The usual suspects for maritime piracy continue to top the list; the countries in the Gulf of Guinea (GoG) region, the Singapore Strait, and Indonesia, made up the majority of locations for the 98 attempted and actual attacks in the first half of 2020. The GoG led the pack, making up 35 of the incidents, while the Singapore Strait reported 11 incidents of piracy compared with zero in the same time period in 2019, and Indonesia increased to 15 incidents compared to 11.
The piracy hotspots account for much of the rise in weapons used during attacks, with the GoG accounting for 70% of the incidents where a gun was used. Meanwhile, the Singapore Straits, Indonesia, and the Philippines made up 65% of the knife incidents. However, while attacks in other areas, such as South America, decreased slightly from 19 in 2019 to 17 this year the region was second highest in terms of gun use among pirates.
The IMB Q2 report confirmed the dramatic increase of kidnap and ransom (KAR) of crew and highlighted the GoG as a hotspot making up 49 of the 54 reported global kidnappings.

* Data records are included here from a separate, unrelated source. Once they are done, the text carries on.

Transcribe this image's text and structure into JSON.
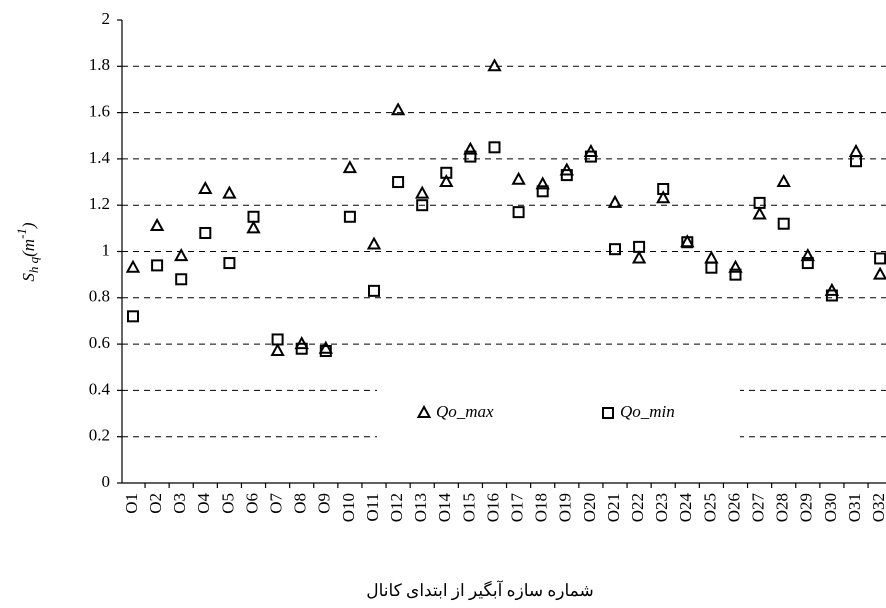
{
  "chart_data": {
    "type": "scatter",
    "ylabel": {
      "main": "S",
      "subscript": "h q",
      "open": "(m",
      "superscript": "-1",
      "close": ")"
    },
    "xlabel": "شماره سازه آبگیر از ابتدای کانال",
    "categories": [
      "O1",
      "O2",
      "O3",
      "O4",
      "O5",
      "O6",
      "O7",
      "O8",
      "O9",
      "O10",
      "O11",
      "O12",
      "O13",
      "O14",
      "O15",
      "O16",
      "O17",
      "O18",
      "O19",
      "O20",
      "O21",
      "O22",
      "O23",
      "O24",
      "O25",
      "O26",
      "O27",
      "O28",
      "O29",
      "O30",
      "O31",
      "O32"
    ],
    "series": [
      {
        "name": "Qo_max",
        "marker": "triangle",
        "color": "#000000",
        "values": [
          0.93,
          1.11,
          0.98,
          1.27,
          1.25,
          1.1,
          0.57,
          0.6,
          0.58,
          1.36,
          1.03,
          1.61,
          1.25,
          1.3,
          1.44,
          1.8,
          1.31,
          1.29,
          1.35,
          1.43,
          1.21,
          0.97,
          1.23,
          1.04,
          0.97,
          0.93,
          1.16,
          1.3,
          0.98,
          0.83,
          1.43,
          0.9
        ]
      },
      {
        "name": "Qo_min",
        "marker": "square",
        "color": "#000000",
        "values": [
          0.72,
          0.94,
          0.88,
          1.08,
          0.95,
          1.15,
          0.62,
          0.58,
          0.57,
          1.15,
          0.83,
          1.3,
          1.2,
          1.34,
          1.41,
          1.45,
          1.17,
          1.26,
          1.33,
          1.41,
          1.01,
          1.02,
          1.27,
          1.04,
          0.93,
          0.9,
          1.21,
          1.12,
          0.95,
          0.81,
          1.39,
          0.97
        ]
      }
    ],
    "ylim": [
      0,
      2
    ],
    "yticks": [
      0,
      0.2,
      0.4,
      0.6,
      0.8,
      1,
      1.2,
      1.4,
      1.6,
      1.8,
      2
    ],
    "grid": true,
    "legend": "bottom"
  }
}
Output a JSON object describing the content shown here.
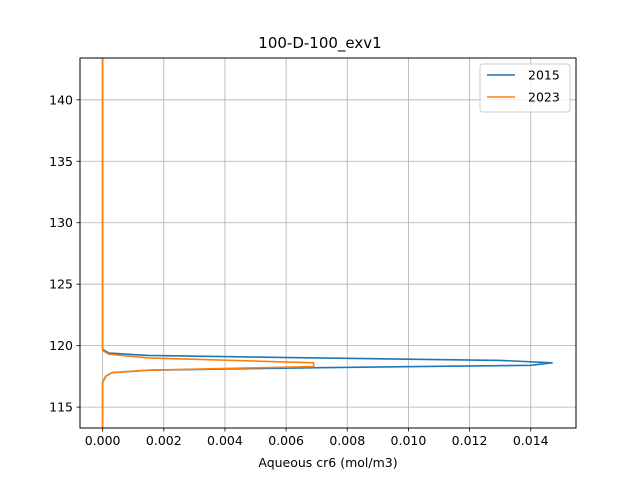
{
  "chart_data": {
    "type": "line",
    "title": "100-D-100_exv1",
    "xlabel": "Aqueous cr6 (mol/m3)",
    "ylabel": "",
    "xlim": [
      -0.00074,
      0.01548
    ],
    "ylim": [
      143.4,
      113.3
    ],
    "y_inverted": true,
    "grid": true,
    "legend_position": "top-right",
    "xticks": [
      0.0,
      0.002,
      0.004,
      0.006,
      0.008,
      0.01,
      0.012,
      0.014
    ],
    "xtick_labels": [
      "0.000",
      "0.002",
      "0.004",
      "0.006",
      "0.008",
      "0.010",
      "0.012",
      "0.014"
    ],
    "yticks": [
      115,
      120,
      125,
      130,
      135,
      140
    ],
    "ytick_labels": [
      "115",
      "120",
      "125",
      "130",
      "135",
      "140"
    ],
    "series": [
      {
        "name": "2015",
        "color": "#1f77b4",
        "points": [
          [
            0.0,
            113.3
          ],
          [
            0.0,
            117.0
          ],
          [
            0.0001,
            117.5
          ],
          [
            0.0003,
            117.8
          ],
          [
            0.0015,
            118.0
          ],
          [
            0.0068,
            118.2
          ],
          [
            0.014,
            118.4
          ],
          [
            0.0147,
            118.6
          ],
          [
            0.013,
            118.8
          ],
          [
            0.007,
            119.0
          ],
          [
            0.0015,
            119.2
          ],
          [
            0.0002,
            119.4
          ],
          [
            0.0,
            119.7
          ],
          [
            0.0,
            143.4
          ]
        ]
      },
      {
        "name": "2023",
        "color": "#ff7f0e",
        "points": [
          [
            0.0,
            113.3
          ],
          [
            0.0,
            117.0
          ],
          [
            0.0001,
            117.5
          ],
          [
            0.0003,
            117.8
          ],
          [
            0.0015,
            118.0
          ],
          [
            0.0069,
            118.3
          ],
          [
            0.0069,
            118.6
          ],
          [
            0.0015,
            119.0
          ],
          [
            0.0002,
            119.3
          ],
          [
            0.0,
            119.6
          ],
          [
            0.0,
            143.4
          ]
        ]
      }
    ]
  }
}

The total has also increased significantly in 2020, compared to 37 in 2019 in the same time period. Crew are advised to remain vigilant in these areas, especially in West African waters where economic factors have led to pirates opting for KAR rather than just stealing cargo.
The piracy hotspot of the previous decade, Somalia and the Gulf of Aden had zero attacks to report. According to maritime experts this is thanks to the emergence of the BMP4 and use of private maritime security consultants (PMSCs) onboard to deter pirates. However, the IMB report warns that Somali pirates still retain the capacity to carry out attacks and so crew operating in the area should remain vigilant.
Security experts agree that the situation in West Africa is more complicated to tackle as pirates carry out incidents within the territorial waters of the GoG coastal states, where it is illegal for vessels to operate with PMSCs onboard despite their success in East Africa.
“Many of the incidents where guards were arrested was because shipowners and some PMSCs assumed that it was OK to use the Somali model in GoG,” said Peter Cook maritime security consultant. “On top of this, you have the endemic corruption which exists in Nigeria and other West African States to a greater or lesser extent, and secondly, the internal conflicts between Nigerian Maritime Administration and Safety Agency, the Nigerian Maritime Police and the Nigerian Navy, all of which is extremely political”.
For now, crew operating in the GoG must follow the BMP West Africa booklet, published in March 2020, which advises crew to muster as quickly as possible in the citadel, as the last layer of defence when a piracy boarding is imminent, to avoid being kidnapped. Frequent drills and safety plan are also advised, to be conducted in accordance with the ship protection measures in place.